I had the whole load of christian brain-washing, from christian kindergarten, over religious instruction at school, and for several years as a child, I attended children's church service every Sunday. It never had any personal meaning to me. By the age of 17 I had grown out of religious beliefs as I had grown out much earlier of the belief in the Easter bunny and any other fairy tales as being true. When I was a child, I liked Grimm's fairy tales, and I liked all those biblical stories about a guy walking over the water and the like as another nice fairy tale. Grimm's fairy tales were supposed to have taken place several centuries ago, the biblical fairy tales two thousand years ago, but both had nothing to do with my present life. Had it only depended upon the maturing of rationality in the brain, I should have grown out of all those beliefs at the same time. But the external influences were inconsistent. I was encouraged to stop believing in the Easter bunny, when I started school, but I was encouraged or rather manipulated to continue to believe in god, so I needed much longer to grow out of this in spite of contrary influences.
I learned the standard prayers by rote, and I repeated them hundreds of times. Standing on my feet, putting my hands together and uttering meaningless words was a ritual, that was the praying to me. The text could have been in Swahili instead of German, it could not have had any less meanings. Never, at no age, with no wish or problem did it ever occur to me to think that praying to a fairy tale figure would do any thing for me personally. Praying was a ritual like brushing my teeth. I brushed my teeth, before I had the insight that it was to keep the teeth healthy, I prayed, until I had the insight, that I made no sense to do it.
That figure walking on the water had not more to do with my personal life than had little red riding hood. Sending meaningful wishes or words to a fairy tale figure and expecting any reaction was just too far fetched to occur to me. I was an atheist then, I just did not know it yet. I was young and too gullible to doubt the truth of fairy tales of 2000 years ago, when I heard them, yet I did not believe in any impact of the fairy tales upon me personally. We learned about the Romans in history lessons and about the Jews and early Christians in religion, and it was much the same to me, stories to be stored in memory to get good grades.

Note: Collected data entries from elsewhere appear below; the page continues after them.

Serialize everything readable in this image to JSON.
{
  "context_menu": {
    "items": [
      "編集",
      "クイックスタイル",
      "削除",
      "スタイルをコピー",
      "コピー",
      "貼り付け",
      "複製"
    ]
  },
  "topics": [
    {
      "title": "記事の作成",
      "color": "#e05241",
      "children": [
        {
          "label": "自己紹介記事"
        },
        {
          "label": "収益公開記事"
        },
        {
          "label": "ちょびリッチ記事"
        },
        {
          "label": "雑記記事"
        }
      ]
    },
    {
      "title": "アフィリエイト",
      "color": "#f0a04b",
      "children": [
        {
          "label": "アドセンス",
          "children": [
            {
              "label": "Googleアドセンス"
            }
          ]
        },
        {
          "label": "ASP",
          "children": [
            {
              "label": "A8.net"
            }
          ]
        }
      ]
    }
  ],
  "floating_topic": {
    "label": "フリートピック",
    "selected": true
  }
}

I was told all those biblical fairy tales from kindergarten on, but the only time I ever started to read the bible was at the beginning of puberty, when there were rumours about naughty tales in the bible. I started to read it in search of the naughty stuff, but after about 50 pages I got so bored, that I stopped, and when I had grown out of religion at age 17, the bible went to the garbage. The paper of the pages seemed not even suitable as toilet paper, so I just threw it out.
All amount of religious brainwashing could not make me a believer, just as all the water of the pond cannot make the feathers of a duck wet.